Prominent GOP senators have introduced a bill to give individual $1,000 checks to both adults and children.
The new proposal, known as the Coronavirus Assistance for American Families Act, is sponsored by Sens. Bill Cassidy, R-La.; Steve Daines, R-Mont.; Mitt Romney, R-Utah; and Marco Rubio, R-Fla.
The previous stimulus payments from the CARES Act passed by Congress paid out $1,200 to adults and $500 for each child.
"Much of the burden of the pandemic has fallen on parents and children," Cassidy said in a news release. "This legislation prioritizes their needs by providing resources for school supplies, childcare, and other unexpected expenses."
The new proposal would also give $1,000 to adult dependents, who were not eligible for any payment under the past stimulus.
"As we consider additional relief measures, we should prioritize families by providing them with resources to help with the extra expenses they face as a result of COVID-19," Romney said.
The proposal is a part of the latest round of negotiations between Republicans and Democrats on how to provide Americans coronavirus relief.
A proposal that passed the Democrat-controlled House in May, known as the HEROES Act, would pay families $1,200 for each non-dependent adult and $1,200 for each dependent up to three dependents.
Another group of Senate Republicans led by Senate Majority Leader Mitch McConnell of Kentucky unveiled a separate proposal called the HEALS Act that would pay out $1,200 per adult and $500 per dependent.
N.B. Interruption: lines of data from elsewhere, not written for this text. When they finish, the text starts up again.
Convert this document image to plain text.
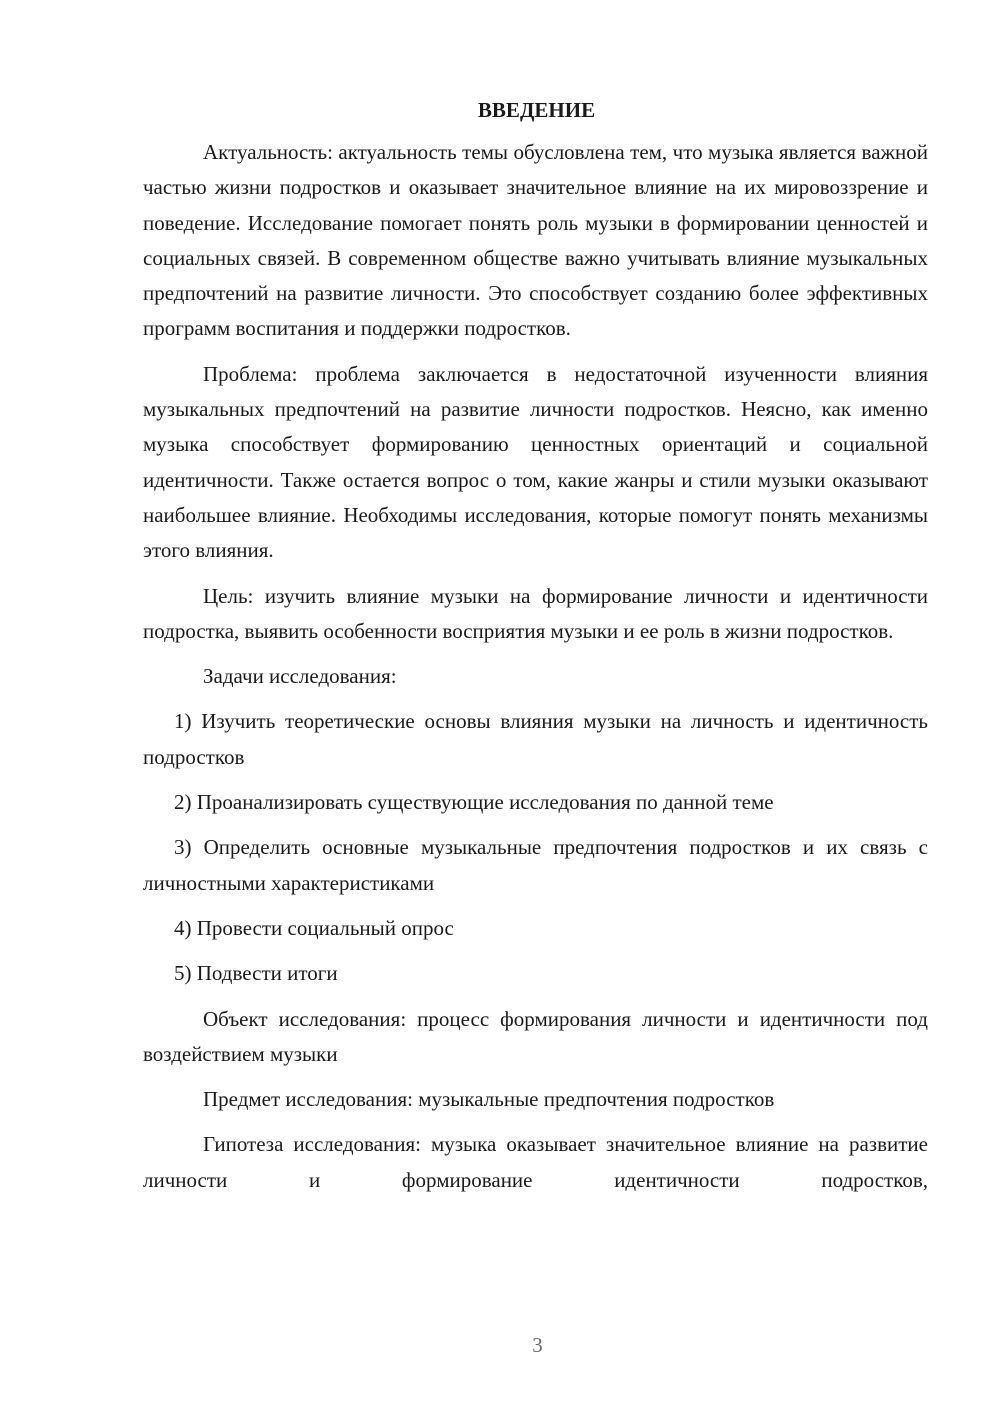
ВВЕДЕНИЕ

Актуальность: актуальность темы обусловлена тем, что музыка является важной частью жизни подростков и оказывает значительное влияние на их мировоззрение и поведение. Исследование помогает понять роль музыки в формировании ценностей и социальных связей. В современном обществе важно учитывать влияние музыкальных предпочтений на развитие личности. Это способствует созданию более эффективных программ воспитания и поддержки подростков.

Проблема: проблема заключается в недостаточной изученности влияния музыкальных предпочтений на развитие личности подростков. Неясно, как именно музыка способствует формированию ценностных ориентаций и социальной идентичности. Также остается вопрос о том, какие жанры и стили музыки оказывают наибольшее влияние. Необходимы исследования, которые помогут понять механизмы этого влияния.

Цель: изучить влияние музыки на формирование личности и идентичности подростка, выявить особенности восприятия музыки и ее роль в жизни подростков.

Задачи исследования:

1) Изучить теоретические основы влияния музыки на личность и идентичность подростков

2) Проанализировать существующие исследования по данной теме

3) Определить основные музыкальные предпочтения подростков и их связь с личностными характеристиками

4) Провести социальный опрос

5) Подвести итоги

Объект исследования: процесс формирования личности и идентичности под воздействием музыки

Предмет исследования: музыкальные предпочтения подростков

Гипотеза исследования: музыка оказывает значительное влияние на развитие личности и формирование идентичности подростков,

3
The bill from House Democrats would pay out stimulus money to people with Social Security numbers and those with individual tax identification numbers. Payments from the HEALS Act, with the previous stimulus payments, would only go to people with work-eligible Social Security numbers and would not go to U.S. citizens who file joint tax returns with spouses who don't have Social Security numbers.
The Cassidy, Daines, Romney, and Rubio proposal would only pay out money to people with Social Security numbers and would make U.S. citizens married to foreign nationals eligible for payments.
In contrast, President Donald Trump has floated the idea of paying more than $1,200.
During an interview with ABC affiliate KMID, Trump said, "I'd like to see it be very high because I love the people. I want the people to get it."